Captcha is only needed for your first 3 posts. (Spam protection)

[DavidR]

<snip quote>
No - the email was not phishing attempt.  I would call it spam I suppose.  Forwarding a letter to random contacts, for the heck of it?

1. My father reads an email in his Inbox - normal correspondence with a friend. (Email #1)
2. He leaves the house to run errands.
3. He comes back to house an hour or so later, to read a new email from a different contact from his address book(Email #2), wondering why my father would 'forward' an email that didn't pertain to them.
4. He looks in his Sent mail, only to find that sure enough - supposedly he had forwarded this (Email #1) to 2 contacts from this address book.   
5. Unfortunately he panics and deletes the email, not only from the Sent mail, but also from Trash.  I wish he hadn't, so I could have had a good look at it, including any possible cookie crumb trail like IP address or who it's really from.   
6. Emails me wondering what to do.  At that point I go over and run a full Avast boot-time scan.  He also changes email pw.  Again - I'll for sure update this with what AVAST found and quarantined.

I've advised him to run a full scan every week now, on a Sunday for example. Also, to change pw from time to time.

There's no phishing, financial queries, numbers of any sort. Nothing to gain from forwarding this email aside from a weird surprise. '
---------------------
<snip>

That is certainly strange and not something I have come across before in the forums.

Hidden Spam Infections, generally wouldn't use your email client (leaves evidence) as them come with their own very small SMTP program.

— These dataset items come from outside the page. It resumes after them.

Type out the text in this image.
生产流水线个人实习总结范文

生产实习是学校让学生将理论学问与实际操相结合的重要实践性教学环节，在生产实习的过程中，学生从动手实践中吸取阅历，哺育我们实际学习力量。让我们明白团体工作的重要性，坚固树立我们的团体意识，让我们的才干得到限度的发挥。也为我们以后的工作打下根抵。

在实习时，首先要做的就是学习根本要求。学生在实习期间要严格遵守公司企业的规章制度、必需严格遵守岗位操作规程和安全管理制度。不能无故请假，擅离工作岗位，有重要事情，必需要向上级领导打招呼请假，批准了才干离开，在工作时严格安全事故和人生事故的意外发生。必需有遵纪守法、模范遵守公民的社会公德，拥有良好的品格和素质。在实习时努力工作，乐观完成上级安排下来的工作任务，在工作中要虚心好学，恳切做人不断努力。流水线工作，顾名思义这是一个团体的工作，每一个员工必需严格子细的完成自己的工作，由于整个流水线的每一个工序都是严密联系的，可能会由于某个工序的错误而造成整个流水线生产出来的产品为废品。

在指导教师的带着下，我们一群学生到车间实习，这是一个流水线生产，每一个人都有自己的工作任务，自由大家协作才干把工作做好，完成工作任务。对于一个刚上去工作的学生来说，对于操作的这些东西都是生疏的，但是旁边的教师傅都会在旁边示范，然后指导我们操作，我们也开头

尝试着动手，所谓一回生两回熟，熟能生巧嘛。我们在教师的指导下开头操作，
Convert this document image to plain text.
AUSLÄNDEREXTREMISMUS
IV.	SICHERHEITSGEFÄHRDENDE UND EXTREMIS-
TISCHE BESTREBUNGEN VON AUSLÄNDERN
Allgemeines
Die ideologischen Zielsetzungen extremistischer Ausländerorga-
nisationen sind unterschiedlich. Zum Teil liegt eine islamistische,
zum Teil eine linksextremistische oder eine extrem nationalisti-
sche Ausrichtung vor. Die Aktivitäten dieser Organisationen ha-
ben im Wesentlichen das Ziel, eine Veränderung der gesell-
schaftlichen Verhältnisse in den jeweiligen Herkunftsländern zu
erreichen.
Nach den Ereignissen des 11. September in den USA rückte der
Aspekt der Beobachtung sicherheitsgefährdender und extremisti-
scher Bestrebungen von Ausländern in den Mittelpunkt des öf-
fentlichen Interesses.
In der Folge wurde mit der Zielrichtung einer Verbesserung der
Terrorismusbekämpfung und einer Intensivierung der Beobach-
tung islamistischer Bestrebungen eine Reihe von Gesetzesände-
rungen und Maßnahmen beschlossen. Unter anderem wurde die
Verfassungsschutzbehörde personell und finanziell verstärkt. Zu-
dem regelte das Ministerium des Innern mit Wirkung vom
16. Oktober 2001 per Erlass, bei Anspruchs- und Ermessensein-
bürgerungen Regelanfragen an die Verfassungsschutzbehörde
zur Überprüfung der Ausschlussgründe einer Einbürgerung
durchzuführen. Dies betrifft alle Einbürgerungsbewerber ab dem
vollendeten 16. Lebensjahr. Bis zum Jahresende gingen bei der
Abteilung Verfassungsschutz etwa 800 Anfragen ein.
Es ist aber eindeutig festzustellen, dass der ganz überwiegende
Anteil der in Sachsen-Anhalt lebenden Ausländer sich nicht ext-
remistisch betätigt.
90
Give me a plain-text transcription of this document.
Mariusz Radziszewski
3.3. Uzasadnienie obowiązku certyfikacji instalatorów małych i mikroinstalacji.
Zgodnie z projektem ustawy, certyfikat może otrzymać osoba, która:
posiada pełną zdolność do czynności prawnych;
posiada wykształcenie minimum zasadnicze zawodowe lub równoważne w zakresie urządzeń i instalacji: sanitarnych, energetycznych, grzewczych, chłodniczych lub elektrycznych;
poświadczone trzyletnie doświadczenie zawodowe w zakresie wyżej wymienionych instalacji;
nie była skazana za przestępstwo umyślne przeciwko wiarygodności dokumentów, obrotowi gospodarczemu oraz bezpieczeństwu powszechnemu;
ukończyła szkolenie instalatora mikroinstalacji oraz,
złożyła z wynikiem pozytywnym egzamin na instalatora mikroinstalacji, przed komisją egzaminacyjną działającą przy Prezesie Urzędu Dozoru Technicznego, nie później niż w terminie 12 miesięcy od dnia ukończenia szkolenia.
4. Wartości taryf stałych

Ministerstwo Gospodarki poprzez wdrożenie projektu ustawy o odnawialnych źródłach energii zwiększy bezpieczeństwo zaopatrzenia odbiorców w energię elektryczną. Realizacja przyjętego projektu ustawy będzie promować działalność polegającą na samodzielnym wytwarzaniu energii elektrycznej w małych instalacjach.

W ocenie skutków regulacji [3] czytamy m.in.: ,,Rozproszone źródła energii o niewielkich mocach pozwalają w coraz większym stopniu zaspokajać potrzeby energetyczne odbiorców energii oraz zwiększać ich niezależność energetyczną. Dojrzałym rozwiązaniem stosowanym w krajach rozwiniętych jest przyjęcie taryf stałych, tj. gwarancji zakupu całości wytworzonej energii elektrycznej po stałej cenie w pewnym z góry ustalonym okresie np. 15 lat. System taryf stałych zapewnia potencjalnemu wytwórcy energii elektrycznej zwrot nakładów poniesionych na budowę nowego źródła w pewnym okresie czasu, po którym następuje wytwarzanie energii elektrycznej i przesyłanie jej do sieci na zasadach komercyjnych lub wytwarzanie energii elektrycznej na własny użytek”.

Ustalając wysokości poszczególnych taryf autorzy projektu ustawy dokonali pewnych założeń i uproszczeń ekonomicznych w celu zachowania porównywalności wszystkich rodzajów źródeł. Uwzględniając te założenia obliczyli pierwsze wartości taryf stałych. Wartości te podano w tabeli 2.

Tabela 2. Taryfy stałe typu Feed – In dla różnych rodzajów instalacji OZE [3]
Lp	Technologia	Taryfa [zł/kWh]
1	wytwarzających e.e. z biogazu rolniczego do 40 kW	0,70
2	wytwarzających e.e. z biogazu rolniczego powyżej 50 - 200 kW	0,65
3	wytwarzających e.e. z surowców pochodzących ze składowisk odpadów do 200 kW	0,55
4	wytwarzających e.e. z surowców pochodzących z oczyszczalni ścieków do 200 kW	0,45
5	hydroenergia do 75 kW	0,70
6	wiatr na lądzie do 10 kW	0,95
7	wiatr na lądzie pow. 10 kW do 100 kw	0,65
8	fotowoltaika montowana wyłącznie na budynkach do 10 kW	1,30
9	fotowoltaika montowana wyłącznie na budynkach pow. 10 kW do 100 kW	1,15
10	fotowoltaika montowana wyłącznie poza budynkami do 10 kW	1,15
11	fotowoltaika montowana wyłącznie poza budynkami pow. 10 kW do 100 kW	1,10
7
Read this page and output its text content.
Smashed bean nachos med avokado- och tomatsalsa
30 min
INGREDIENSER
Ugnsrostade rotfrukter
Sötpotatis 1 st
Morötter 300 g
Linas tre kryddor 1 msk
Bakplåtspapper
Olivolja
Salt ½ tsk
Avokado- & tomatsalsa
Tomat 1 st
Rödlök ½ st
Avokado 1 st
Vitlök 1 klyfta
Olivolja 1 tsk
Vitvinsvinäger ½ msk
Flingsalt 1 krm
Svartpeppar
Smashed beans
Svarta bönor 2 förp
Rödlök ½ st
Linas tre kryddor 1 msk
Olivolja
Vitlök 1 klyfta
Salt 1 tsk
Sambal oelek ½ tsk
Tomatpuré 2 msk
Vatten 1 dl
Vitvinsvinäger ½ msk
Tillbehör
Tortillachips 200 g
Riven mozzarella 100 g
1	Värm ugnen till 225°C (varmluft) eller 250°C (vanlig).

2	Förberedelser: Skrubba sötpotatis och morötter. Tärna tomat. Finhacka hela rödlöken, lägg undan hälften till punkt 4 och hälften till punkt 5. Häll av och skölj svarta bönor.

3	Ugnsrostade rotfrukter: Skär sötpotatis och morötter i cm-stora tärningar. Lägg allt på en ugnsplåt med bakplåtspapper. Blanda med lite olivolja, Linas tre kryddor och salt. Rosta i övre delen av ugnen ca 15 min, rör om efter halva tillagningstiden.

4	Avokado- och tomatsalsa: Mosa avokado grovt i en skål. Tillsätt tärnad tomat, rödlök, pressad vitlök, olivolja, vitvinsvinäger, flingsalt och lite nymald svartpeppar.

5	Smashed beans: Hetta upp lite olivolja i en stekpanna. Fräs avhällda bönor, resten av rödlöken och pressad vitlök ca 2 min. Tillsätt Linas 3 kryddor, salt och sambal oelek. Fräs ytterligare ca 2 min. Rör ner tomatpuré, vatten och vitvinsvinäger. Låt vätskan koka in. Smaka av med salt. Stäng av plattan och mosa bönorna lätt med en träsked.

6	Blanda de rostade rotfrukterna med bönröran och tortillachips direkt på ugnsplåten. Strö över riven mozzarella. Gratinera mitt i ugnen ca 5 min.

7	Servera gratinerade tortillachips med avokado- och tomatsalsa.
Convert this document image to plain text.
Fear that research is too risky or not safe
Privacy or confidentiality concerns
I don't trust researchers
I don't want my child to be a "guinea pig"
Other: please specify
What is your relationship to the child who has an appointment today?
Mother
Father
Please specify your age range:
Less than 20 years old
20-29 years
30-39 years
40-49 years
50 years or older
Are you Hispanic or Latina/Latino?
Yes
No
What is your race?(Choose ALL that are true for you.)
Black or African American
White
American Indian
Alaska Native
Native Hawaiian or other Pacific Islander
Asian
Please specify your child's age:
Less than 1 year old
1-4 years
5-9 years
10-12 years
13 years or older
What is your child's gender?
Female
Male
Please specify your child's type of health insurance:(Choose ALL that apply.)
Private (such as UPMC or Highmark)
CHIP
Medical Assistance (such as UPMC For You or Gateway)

Ordinarily I would have thought this could have come under the heading of email spoofing (as mentioned), where it could be a contacts system that is sending out emails to their email address/contacts list. 

If this was web-based email, it would certainly be an indication that their username and password was compromised.  But that doesn't appear to be the case as you mentioned there were copies (unfortunately deleted) in the Sent emails folder of MS Outlook.

So a bit of a mystery for me as to how this would be achieved.